Site Snapshot can recursively follow HTML links.

The SST can identify and follow HTML links such as “a/href” and “img/src” from your Primary Site URL(s) and include associated content (for example, pages, images, stylesheets, etc.) in the snapshot. Choose one of the following recursion options:

Download configuration options

  • Only the URLs listed: Only those URLs specified as your Primary Site URLs will be included (for example, only those specific files - no associated images, stylesheets, etc. will be included in the snapshot).
  • Recursive upto specified levels: Use the associated fields to define the number of levels in the link tree you wish the snapshot to delve. For example, if your Primary URL links to a secondary page that links to a tertiary page, and that page links to three more pages, inputting a Level of 2 in this field would include the Primary, the secondary and the tertiary page files - the three additional pages that link off of the tertiary would not be included). Additional settings are available, when this option is selected:
    • Convert Links: With a specific depth level established, this option will change links on downloaded pages to access the appropriate page within the failover site generated by the snapshot. This will maintain link integrity between all downloaded pages within the link tree (for example, without it set, clicking a link on a downloaded page will attempt to reach the target page in origin site, not within the failover, which could be met with an error if your origin site is unavailable).
    • Page Requisites: Select this option to include all associated files in the snapshot (for example, images, stylesheets, etc.)
    • Accepted Domain List: Specify a domain accept list when using recursiveness. For multiple domains enter a comma separated list.)
  • Recursive all levels: With this option selected, the snapshot will recurse all levels and include all files.
    • Accepted Domain List: Use the following domain accept list when using recursiveness (For multiple domains enter a comma separated list)

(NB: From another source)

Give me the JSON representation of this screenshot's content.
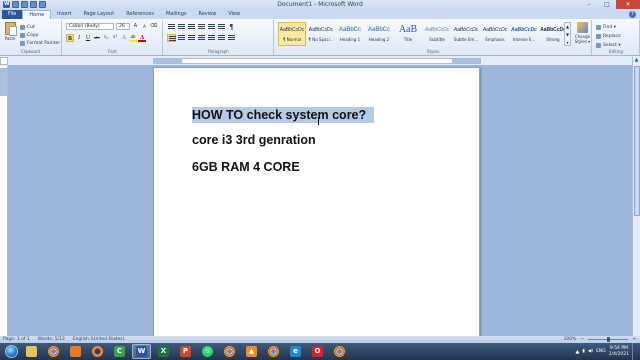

Recursion limits, input files, and cookies

The SST cannot recursively find and download links embedded in JavaScript such as pop-ups or image links, and it cannot follow links that generate a pull-down menu or mouse-overs. In addition, SST does not download pages that are generated in response to a user interaction such as filling out a form field. As a workaround, you can specifically target pages accessed via these means by establishing a unique Primary Site URL for each page when generating a snapshot.

Note: For a list of tags/attributes followed for recursion, please see the description of the sst command option, -r --recursive.
Note: Recursion does not parse JavaScript. If certain pages on your site are only accessible via a Javascript-based link (or similar means), it is recommended that you include these pages individually as Primary Site URLs.